Princeton University Library's Latin American Ephemera Project

Princeton University Library's Latin American Ephemera Project

Summary

PUL began to collect and build an archive of Latin American ephemera and gray literature in the mid 1970s to document the activities of political and social organizations and movements, as well as the broader political, socioeconomic and cultural developments of the region. Access to the material was provided by slowly accumulating and organizing thematic sub-collections, creating finding aids, and microfilming selected curated sub-collections. Reproductions of the microfilm were commercially distributed and resulting royalties were used to fund new acquisitions. That model gradually become unsustainable during the past decade and microfilming was halted in 2008. Meanwhile PUL's commitment to building the collection continued uninterrupted and a growing archive of unique ephemeral primary sources has remained a hidden collection. It includes thousands of pamphlets, brochures, flyers, placards and other printed items created during the past decade by a wide variety of social activists, non-governmental organizations, government agencies, political parties, public policy think tanks, and other types of organizations across Latin America, in order to publicize their views, positions, agendas, policies, events, and activities.
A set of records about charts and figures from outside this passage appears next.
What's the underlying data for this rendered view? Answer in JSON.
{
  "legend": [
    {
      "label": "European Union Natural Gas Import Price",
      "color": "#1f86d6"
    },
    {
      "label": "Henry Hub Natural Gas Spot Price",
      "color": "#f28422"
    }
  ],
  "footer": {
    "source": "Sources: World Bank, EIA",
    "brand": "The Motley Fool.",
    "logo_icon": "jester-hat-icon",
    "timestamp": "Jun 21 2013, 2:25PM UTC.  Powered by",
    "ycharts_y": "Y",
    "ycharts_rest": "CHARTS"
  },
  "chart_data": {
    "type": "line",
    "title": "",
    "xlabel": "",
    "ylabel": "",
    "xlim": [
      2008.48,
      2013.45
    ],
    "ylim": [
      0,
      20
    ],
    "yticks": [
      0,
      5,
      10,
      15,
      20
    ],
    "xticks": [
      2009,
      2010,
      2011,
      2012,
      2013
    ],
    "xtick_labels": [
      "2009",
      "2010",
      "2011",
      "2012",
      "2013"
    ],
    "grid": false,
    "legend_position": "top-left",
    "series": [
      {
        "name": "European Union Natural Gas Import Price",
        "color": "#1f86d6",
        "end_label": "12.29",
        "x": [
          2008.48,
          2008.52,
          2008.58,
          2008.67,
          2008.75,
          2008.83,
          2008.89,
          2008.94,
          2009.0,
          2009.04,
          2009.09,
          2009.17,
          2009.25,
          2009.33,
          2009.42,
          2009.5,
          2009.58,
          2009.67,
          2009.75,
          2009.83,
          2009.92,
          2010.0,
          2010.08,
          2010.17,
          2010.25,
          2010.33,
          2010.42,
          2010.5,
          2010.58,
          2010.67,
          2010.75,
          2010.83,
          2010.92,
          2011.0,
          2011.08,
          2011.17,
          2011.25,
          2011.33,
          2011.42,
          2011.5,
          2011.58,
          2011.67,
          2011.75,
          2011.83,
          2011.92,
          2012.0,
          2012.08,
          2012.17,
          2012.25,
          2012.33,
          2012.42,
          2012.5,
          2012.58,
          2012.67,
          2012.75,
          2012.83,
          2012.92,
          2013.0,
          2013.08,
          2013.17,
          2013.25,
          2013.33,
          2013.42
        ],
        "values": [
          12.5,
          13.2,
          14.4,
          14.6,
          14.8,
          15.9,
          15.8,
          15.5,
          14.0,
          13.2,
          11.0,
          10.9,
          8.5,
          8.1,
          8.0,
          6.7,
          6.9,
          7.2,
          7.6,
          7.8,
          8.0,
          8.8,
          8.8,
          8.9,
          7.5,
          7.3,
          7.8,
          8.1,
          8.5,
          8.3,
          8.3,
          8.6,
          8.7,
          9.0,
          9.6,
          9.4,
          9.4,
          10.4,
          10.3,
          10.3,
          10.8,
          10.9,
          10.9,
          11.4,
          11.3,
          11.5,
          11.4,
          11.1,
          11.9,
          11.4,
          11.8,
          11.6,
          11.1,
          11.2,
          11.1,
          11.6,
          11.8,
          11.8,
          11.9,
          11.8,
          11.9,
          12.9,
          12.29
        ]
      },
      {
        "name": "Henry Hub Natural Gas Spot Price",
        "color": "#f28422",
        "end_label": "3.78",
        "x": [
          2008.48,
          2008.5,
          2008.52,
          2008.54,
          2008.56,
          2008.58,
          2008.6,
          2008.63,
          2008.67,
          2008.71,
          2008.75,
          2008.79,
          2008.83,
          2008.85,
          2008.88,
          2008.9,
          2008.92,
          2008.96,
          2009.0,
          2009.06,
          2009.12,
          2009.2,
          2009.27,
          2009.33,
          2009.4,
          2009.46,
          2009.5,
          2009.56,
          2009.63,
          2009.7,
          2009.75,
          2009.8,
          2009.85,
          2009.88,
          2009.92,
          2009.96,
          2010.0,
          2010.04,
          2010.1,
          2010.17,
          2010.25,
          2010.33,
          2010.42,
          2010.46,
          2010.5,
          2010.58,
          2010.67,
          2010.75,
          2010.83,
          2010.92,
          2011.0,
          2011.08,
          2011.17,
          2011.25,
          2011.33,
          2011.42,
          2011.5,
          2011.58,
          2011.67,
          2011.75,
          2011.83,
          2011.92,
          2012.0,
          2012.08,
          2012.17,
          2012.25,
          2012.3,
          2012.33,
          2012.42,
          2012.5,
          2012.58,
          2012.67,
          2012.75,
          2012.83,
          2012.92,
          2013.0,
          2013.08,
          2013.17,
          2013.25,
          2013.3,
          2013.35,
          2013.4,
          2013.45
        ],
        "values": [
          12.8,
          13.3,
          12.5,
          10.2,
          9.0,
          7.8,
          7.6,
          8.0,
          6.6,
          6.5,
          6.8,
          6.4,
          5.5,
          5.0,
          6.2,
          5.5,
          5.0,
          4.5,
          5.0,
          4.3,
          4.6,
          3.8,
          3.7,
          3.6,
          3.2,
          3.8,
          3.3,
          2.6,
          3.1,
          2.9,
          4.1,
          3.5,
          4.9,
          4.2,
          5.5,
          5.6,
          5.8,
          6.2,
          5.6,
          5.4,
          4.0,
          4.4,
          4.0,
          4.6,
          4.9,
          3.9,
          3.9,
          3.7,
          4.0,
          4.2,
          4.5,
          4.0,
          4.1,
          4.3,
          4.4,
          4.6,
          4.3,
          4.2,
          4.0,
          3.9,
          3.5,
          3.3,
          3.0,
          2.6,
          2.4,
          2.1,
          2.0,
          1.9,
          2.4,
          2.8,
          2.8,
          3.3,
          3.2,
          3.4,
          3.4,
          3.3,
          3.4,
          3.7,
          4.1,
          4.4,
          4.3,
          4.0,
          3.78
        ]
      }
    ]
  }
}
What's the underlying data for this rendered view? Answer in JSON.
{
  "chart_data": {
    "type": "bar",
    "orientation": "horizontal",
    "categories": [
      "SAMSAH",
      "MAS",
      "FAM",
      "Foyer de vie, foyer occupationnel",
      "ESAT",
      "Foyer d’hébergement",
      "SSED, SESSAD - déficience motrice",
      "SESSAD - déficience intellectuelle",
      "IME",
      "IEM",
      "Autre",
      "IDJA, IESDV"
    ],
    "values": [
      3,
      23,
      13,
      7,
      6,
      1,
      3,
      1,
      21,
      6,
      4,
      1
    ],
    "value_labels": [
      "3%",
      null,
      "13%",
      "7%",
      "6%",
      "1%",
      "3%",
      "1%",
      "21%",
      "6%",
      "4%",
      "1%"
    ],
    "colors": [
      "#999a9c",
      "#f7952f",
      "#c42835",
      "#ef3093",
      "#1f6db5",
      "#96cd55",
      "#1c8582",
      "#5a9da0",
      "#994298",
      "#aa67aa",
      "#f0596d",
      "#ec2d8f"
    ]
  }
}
Topics best represented are human rights, elections, gender issues, indigenous peoples, youth issues, labor, ecology and environmental issues, development, public health, education and religion -- all essential to study of contemporary Latin America.

Program

Cataloging Hidden Collections

Amount Awarded

$199,800

Year Added

2013

Institution

Princeton University

Contact(s)

  • Jeffrey Friedland

Collection Size

12800 objects

Date Range

2000 - 2015

Geographic Scope

Every country of Latin America is represented in the collection, but materials from Argentina, Bolivia, Chile and Venezuela are the most abundant.